Макс решил сделать новый передатчик, купил несколько трубок для автомобильных бензопроводов и бутылку шампанского. Дома принялся за дело. На темное стекло бутылки виток за витком легла медная трубка. Несколько последних паек, и вот уже замигала контрольная лампочка. Хитросплетение проводов, конденсаторов и сопротивлений превратилось в чуткий аппарат. Передатчик, собранный Максом на чужой земле, действовал. Владивосток подтвердил: слышимость хорошая, работа устойчивая.

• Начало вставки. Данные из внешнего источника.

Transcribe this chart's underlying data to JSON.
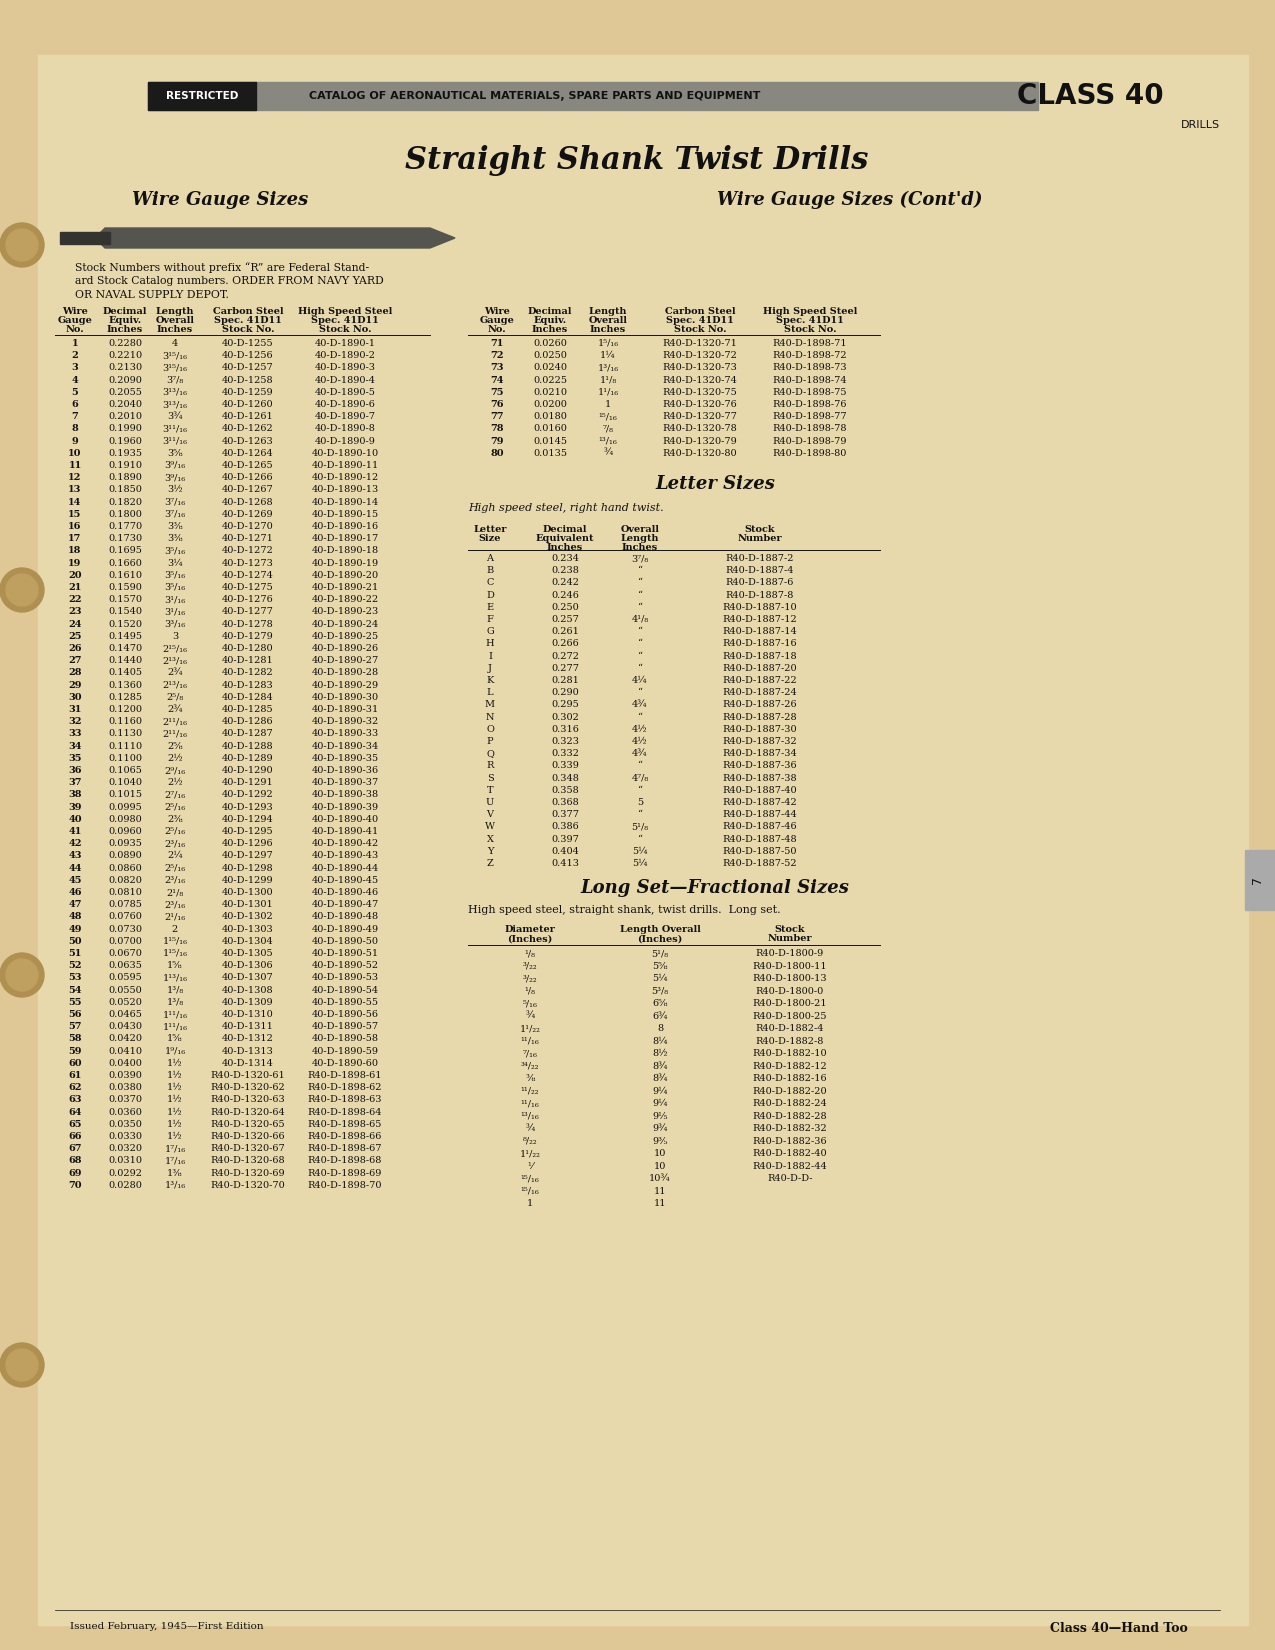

К приезду Рихарда все было готово. Они встретились в маленькой гостинице на окраине Шанхая, в квартале Гонкю.
— Давно вас жду, — сказал Макс. — Рация собрана, связь с "Висбаденом" установлена.

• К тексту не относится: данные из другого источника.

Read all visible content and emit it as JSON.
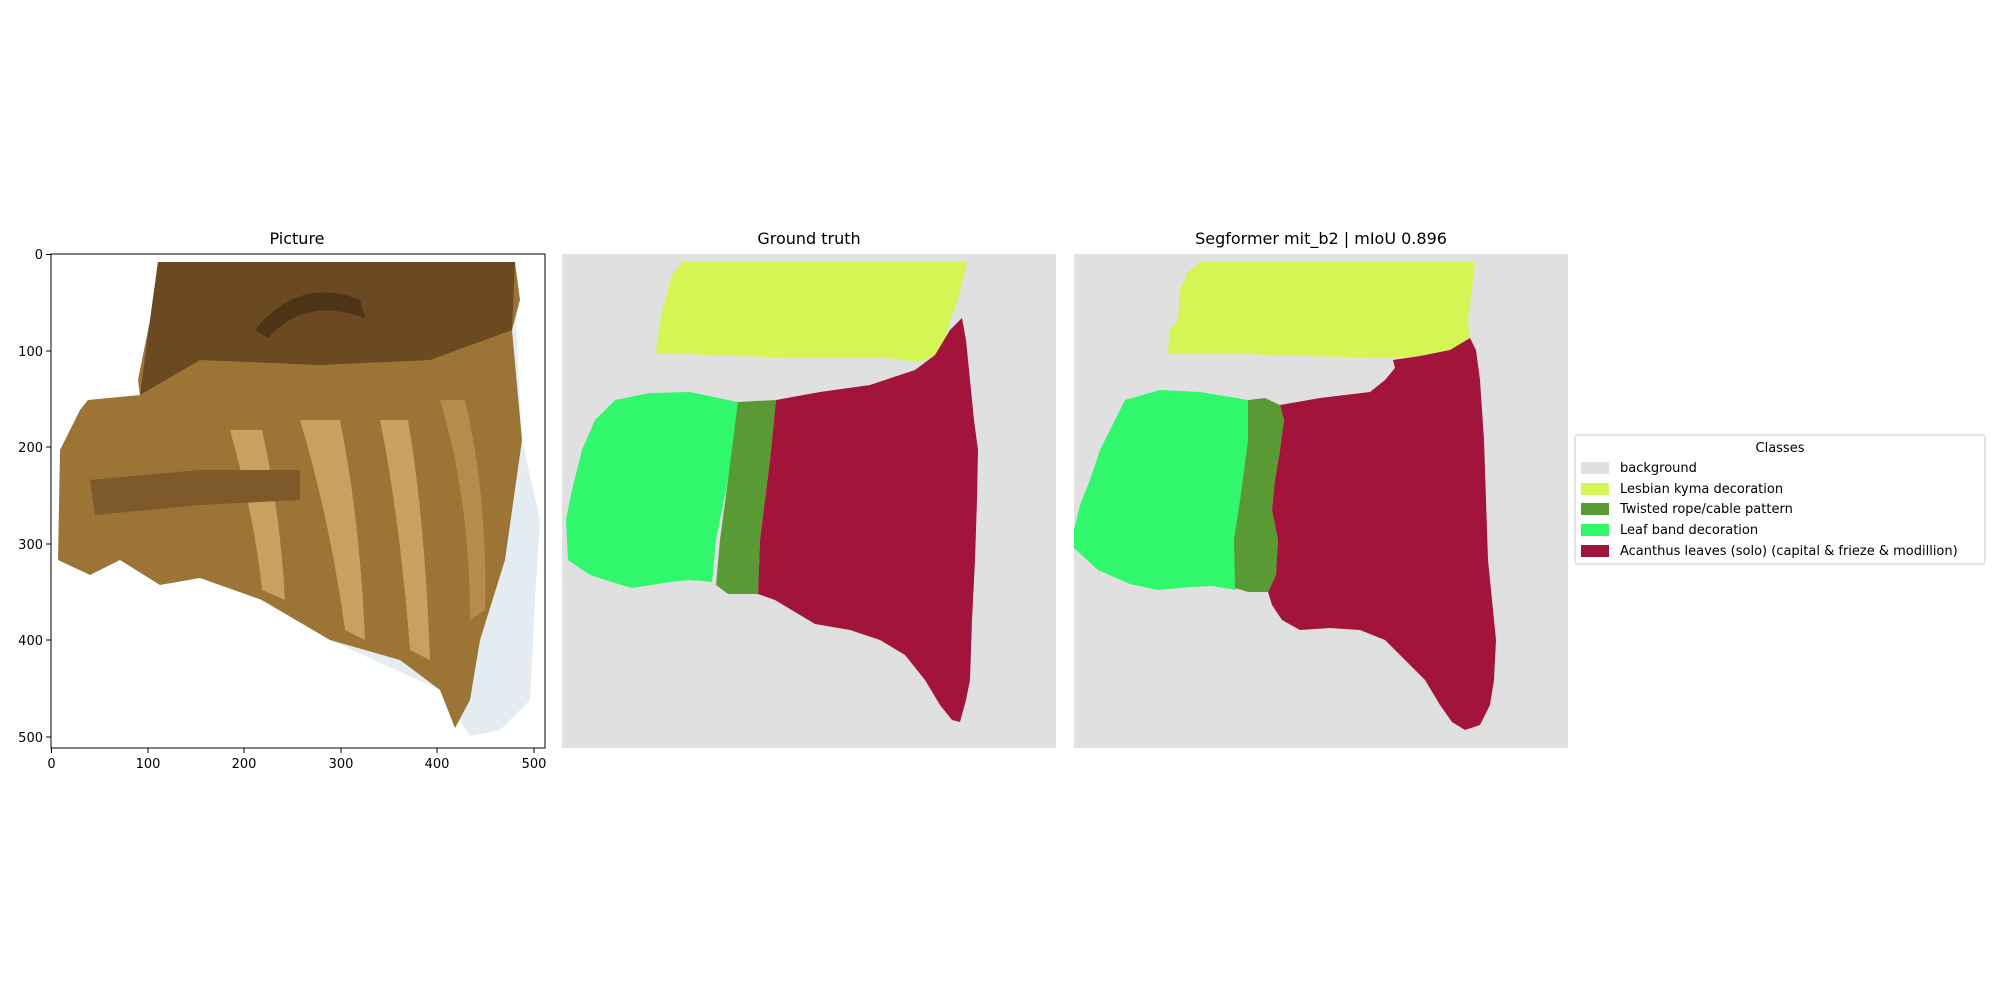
{
  "panels": {
    "picture": {
      "title": "Picture",
      "x_ticks": [
        "0",
        "100",
        "200",
        "300",
        "400",
        "500"
      ],
      "y_ticks": [
        "0",
        "100",
        "200",
        "300",
        "400",
        "500"
      ]
    },
    "ground_truth": {
      "title": "Ground truth"
    },
    "prediction": {
      "title": "Segformer mit_b2 | mIoU 0.896"
    }
  },
  "legend": {
    "title": "Classes",
    "items": [
      {
        "label": "background",
        "color": "#e0e0e0"
      },
      {
        "label": "Lesbian kyma decoration",
        "color": "#d4f553"
      },
      {
        "label": "Twisted rope/cable pattern",
        "color": "#5a9a34"
      },
      {
        "label": "Leaf band decoration",
        "color": "#30f76b"
      },
      {
        "label": "Acanthus leaves (solo) (capital & frieze & modillion)",
        "color": "#a3143b"
      }
    ]
  },
  "colors": {
    "stone_dark": "#6b4a22",
    "stone_mid": "#9c7436",
    "stone_light": "#c8a160",
    "marble_white": "#e4ecf2"
  }
}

"Висбаден" — условное название станции связи во Владивостоке.
— Хорошо. Передайте в Центр: группа приступает к работе.
Вскоре Рихард направил в Москву подробный доклад о положении в освобожденных районах Китая.
"В настоящее время, — писал он, — советское движение развивается в 300 южных и центральных уездах. Оно располагает организованной армией в составе 36 корпусов, около 200 тысяч бойцов и примерно миллионом, хотя и слабо вооруженных, рабочих и крестьян, объединенных в партизанские отряды, отряды молодой гвардии и другие массовые организации. Последовательная ликвидация гнета империализма и всех пережитков феодализма в советских районах, конфискация и распределение между крестьянами помещичьей земли, уничтожение долговых обязательств — все это превращает советские районы в центры, практически показывающие путь к освобождению всего Китая. Нанкинское правительство не может справиться с советскими районами даже при очень широкой и всесторонней поддержке многих империалистических держав. Возвещенные Чан Кайши с такой помпой походы против советских районов один за другим проваливаются. Однако гоминьдановцы не собираются складывать оружие. В ближайшем будущем следует ожидать новых походов против свободных районов…".
Рихарда и его товарищей тревожили происходившие время от времени провокации на КВЖД. Зорге передавал в Москву сведения о готовящихся к заброске в советское Приморье и Забайкалье белогвардейских бандах и обо всех других событиях, назревавших на обширной территории от Шанхая до советской границы и представлявших угрозу для СССР. В этой мозаике вырисовывались главные тенденции, все явственнее обозначалась для Рихарда главная опасность, которая угрожала как Китаю, так и Советскому Союзу. Предположения Берзина подтверждались: именно со стороны империалистской Японии на Дальнем Востоке надвигалась главная опасность.